Thanks to all who showed up at The Loft for the inaugural Paragraph Party class. Going over the evaluations I declare it a success with room for improvement.
Thanks also to the brave souls who participated in the online version. Double kudos for stepping up and claiming your grafs in the columns. Courage = awesomeness.
I’m definitely doing this again. I feel like I learned a ton and the student became the teacher, etc., etc.
Final thought:
I noticed that the majority of the paragraphs I received involved a character thinking, wondering, musing, postulating, anticipating, considering, planning, observing, noticing or describing. They did all this BY THEMSELVES.

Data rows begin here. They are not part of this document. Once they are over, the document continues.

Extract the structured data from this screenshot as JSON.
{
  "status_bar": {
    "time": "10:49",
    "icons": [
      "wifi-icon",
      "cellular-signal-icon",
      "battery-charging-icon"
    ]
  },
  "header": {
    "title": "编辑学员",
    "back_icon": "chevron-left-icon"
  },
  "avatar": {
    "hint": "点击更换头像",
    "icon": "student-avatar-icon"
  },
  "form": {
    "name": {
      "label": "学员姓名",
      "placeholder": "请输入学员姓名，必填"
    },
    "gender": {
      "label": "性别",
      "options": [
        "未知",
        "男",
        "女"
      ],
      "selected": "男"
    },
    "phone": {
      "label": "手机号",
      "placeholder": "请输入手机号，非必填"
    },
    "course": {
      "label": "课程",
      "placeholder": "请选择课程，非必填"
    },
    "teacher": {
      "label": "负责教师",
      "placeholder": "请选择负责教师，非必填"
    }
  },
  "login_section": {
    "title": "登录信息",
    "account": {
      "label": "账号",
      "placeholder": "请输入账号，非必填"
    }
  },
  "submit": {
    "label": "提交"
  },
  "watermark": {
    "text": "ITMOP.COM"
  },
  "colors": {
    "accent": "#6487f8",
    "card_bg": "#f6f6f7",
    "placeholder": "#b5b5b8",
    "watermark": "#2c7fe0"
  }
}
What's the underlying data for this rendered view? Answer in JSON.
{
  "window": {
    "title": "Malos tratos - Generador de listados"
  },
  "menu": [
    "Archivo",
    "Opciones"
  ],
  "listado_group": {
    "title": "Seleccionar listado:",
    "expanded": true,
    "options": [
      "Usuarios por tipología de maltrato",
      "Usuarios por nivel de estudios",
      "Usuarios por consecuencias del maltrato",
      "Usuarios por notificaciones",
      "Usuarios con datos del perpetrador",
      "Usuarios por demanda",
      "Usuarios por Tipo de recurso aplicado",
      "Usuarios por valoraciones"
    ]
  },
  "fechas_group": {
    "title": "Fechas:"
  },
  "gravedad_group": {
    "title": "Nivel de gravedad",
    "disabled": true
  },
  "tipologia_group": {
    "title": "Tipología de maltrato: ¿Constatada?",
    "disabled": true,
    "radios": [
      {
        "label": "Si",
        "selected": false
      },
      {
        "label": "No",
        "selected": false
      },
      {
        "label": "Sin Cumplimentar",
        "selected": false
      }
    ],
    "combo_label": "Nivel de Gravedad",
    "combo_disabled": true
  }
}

Giving all ya’ll the benefit of the doubt I’m going to chalk this up to the fact that dramatic work happens in scene and dialogue, which isn’t going to give you much bang for your paragraph-evaluating buck.
NOT giving all ya’ll the benefit of the doubt I’m going to chalk this up to conflict avoidance. Putting two distinct people in close quarters and having them square off in a interesting, meaningful and non-melodramatic way is scary and difficult. Hence all the solo pondering, anticipating and noticing.
One way to cure yourself of conflict avoidance is to never leave your characters alone. I mean this literally (let them stroll through the woods on their own time) and figuratively (ease up on the action, but never relent on the conflict).
And if they must be alone, have the City or the Ocean or Memory dog them wherever they go. Your characters can take far more punishment than any human being could ever handle. So dish that sh*t out, chief!
I just took a class recently and the teacher said that dialogue without conflict has no place in fiction. That really resonated with me. My characters spend very little time alone. They might want to be, but they’re soon interrupted.
Of course, I’m not big into reading or writing internal narrative. It often rings too close to telling to me. And, incidentally, I think internal narrative is most interesting when it conflicts with the character’s actions and dialogue.
Thanks for hosting the party, Dennis. I learned a few things. Particularily I’m thinking about the sentences I have that are standing alone pretending to be paragraphs. Also, I appreciated the point about looking at the last line of paragraphs–making that last line mean something instead of just ending it wherever…
Your observations on the types of paragraphs submitted are interesting too. I scanned through the first chapter of my WIP to find a submission graph, and the first one I came upon was near the end of the chapter. The rest is dialogue and stand-alone sentences (or two sentence-paragrpahs). Hmmm.
Much to think on as I prepare to do another draft of my manuscript.
The image of never leaving the characters alone is useful too.
Party on.
Hm. So much to learn….I didn’t realize quite how much my characters vant to be alone. Figuring out how to get them to interact ought to keep me out of trouble for a while.
Thanks again for providing such a helpful, fun, and friendly place to increase awesomeness, Dennis. It’s great.
you know i think that tendency to have a character sittin’ and thinkin’ alone happens because we, as writers, are sittin’ and thinkin’ alone. so yeah, always at least two people in every scene is good advice, and i would also suggest that when things flag (the story — or the writer’s energy) then, what the heck, just bring a third person into the scene and see what happens.